これだけいろいろと感じて、考えても、結論に辿り着けない。

もし、高齢出産と呼ばれる年齢で出産をすることになったとき、

そうでなくとも、近い将来もっと手軽に、もしかしたらベーシックに

出生前診断を受けられるようになったとき、

わたしは受けるだろうか。
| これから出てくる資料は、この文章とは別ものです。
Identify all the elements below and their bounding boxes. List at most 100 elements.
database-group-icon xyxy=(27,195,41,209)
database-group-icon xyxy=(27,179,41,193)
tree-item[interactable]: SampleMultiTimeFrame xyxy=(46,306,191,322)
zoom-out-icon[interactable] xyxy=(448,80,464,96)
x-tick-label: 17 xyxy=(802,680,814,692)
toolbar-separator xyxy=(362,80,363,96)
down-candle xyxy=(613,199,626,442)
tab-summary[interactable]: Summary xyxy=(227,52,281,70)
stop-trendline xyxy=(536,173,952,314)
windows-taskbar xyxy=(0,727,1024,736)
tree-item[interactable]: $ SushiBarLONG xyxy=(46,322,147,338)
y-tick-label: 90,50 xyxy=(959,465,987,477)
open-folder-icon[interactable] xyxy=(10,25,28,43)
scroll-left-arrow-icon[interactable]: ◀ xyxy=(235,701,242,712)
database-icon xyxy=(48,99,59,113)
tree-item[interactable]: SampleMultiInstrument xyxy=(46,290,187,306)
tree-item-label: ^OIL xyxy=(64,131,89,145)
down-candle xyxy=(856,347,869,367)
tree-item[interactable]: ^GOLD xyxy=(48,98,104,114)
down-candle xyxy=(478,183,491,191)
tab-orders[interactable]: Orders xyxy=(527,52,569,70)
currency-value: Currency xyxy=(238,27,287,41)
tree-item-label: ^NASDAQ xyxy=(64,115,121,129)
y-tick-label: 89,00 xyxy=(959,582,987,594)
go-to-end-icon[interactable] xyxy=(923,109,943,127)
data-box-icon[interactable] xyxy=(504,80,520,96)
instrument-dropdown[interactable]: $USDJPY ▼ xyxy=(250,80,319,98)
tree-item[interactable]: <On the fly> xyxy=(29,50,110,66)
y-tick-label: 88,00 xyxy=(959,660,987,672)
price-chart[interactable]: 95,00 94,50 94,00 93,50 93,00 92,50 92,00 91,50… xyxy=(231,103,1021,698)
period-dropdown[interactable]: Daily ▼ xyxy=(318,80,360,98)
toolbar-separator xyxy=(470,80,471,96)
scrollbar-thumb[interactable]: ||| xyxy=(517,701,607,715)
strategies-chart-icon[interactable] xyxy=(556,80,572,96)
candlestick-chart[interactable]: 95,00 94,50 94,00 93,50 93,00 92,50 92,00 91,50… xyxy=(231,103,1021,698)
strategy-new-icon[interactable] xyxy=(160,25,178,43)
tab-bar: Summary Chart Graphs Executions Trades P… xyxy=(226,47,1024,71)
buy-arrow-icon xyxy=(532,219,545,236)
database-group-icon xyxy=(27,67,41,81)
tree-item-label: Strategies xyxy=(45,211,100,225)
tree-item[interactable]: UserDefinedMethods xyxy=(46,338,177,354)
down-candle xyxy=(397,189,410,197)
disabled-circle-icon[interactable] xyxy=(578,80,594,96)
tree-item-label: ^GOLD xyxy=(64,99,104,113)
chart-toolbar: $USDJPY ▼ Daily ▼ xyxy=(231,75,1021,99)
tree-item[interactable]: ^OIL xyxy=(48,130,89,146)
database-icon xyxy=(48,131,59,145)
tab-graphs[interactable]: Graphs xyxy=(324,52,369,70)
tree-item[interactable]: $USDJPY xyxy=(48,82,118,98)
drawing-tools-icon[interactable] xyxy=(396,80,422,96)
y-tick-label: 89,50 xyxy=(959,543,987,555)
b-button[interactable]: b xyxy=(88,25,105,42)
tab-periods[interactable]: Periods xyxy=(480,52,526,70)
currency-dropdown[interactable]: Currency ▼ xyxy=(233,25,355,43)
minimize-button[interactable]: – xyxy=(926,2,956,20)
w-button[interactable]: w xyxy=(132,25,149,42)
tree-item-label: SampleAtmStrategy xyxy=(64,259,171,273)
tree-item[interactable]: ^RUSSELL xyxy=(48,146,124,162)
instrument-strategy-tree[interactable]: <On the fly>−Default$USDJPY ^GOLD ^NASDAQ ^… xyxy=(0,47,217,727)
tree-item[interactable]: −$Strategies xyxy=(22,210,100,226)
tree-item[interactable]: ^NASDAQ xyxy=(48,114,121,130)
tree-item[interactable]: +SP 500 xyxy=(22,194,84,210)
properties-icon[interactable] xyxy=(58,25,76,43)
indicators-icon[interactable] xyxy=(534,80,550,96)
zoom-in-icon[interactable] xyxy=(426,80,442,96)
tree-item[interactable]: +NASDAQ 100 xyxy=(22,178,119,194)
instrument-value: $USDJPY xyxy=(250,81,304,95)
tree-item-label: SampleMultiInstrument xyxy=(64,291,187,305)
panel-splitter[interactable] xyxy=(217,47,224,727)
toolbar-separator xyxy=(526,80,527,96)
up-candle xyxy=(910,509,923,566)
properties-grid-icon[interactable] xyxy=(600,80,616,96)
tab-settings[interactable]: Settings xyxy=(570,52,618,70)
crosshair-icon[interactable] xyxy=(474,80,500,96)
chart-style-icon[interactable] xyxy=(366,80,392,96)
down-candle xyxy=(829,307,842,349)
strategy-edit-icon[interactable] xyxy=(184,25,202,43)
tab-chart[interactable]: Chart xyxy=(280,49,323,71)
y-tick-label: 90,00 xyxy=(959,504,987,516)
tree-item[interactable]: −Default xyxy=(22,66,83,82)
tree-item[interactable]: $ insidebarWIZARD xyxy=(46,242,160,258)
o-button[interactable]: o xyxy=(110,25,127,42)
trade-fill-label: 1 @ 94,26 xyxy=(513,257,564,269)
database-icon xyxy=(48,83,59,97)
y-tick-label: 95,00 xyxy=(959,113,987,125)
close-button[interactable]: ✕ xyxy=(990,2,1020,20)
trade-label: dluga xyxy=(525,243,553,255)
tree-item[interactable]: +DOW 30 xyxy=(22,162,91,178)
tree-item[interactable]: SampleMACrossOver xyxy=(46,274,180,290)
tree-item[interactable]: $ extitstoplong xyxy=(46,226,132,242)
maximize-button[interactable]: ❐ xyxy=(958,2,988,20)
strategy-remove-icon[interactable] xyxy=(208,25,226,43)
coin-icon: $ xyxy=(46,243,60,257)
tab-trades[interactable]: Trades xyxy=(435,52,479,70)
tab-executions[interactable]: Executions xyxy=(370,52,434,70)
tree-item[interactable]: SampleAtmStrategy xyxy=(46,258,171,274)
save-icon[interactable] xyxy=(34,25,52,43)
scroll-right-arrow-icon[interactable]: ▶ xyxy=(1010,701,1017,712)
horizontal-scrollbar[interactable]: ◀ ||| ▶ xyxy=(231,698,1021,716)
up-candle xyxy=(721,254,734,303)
受けるべきなのか。

陽性だったら産むのか、中絶するのか。


あえて、産むのか、産まないのかとは言いたくない。

いうまでもなく、産まないことは中絶することであって

目を逸らしたくても逸らす先のない究極の二択だから。


日本で法律が医療技術の進歩や現状に追いついていない理由は

優生思想なども深く関連していて

ここでは触れないけど、本の中ではそこについても取材していて

実際に、中絶を選択する母親が多い障害とともに生きている人がいる。

その人たちや、その人たちを産むことを選んだ母親は

決して否定できるものではない。

いろんなことに挑戦して、幅の広い人生を生きてほしいと思う。


その反面、孤独出産の末の死体遺棄などが

五体満足の子どもと母親の間でも起きていることを考えると、

介護や健常児以上の世話が必要な子どもを

絶対に産まなければならないと決めてしまうことも

それはまた新たな不幸を産むのではないかと思う。


きっと、わたしは決断できない。

崖から落ちても決断できない。

そういう人間には知る権利がないと思う。

きっと、検査はしないだろう、と今は思う。

自分は知る権利を持つ立場にないということを

知ることができたから。


いつも言うけど、わたしにとって本や映画の善し悪しは

その内容自体や、作品を通しての主張の是非や、結び方ではなく

その本や映画を享受した意味があったと思えるかどうか。

その意味合いでいくと

非常に大きな問題意識と、考える機会と、

谷に落ちてすらいないわたしなんかでも感情を揺さぶられる

意識しないと息が吸えなくなるような世界を

その存在を通して見せてくれたことはとても大きい。


天聖くんの生きた3ヶ月が幸せなものだったとは

とてもわたしなんかが言えることではないけれど、

彼が3ヶ月生きた意味は間違いなくあったし

彼とそのお母さんが病気と世間と戦ってくれたことには

絶大な意味があると思う。

誰もがなれる立場ではないからこそ、

ノンフィクションを通して擬似体験(ということすら恐縮だけど)させ、

考える機会を与えていることに心から感謝したい。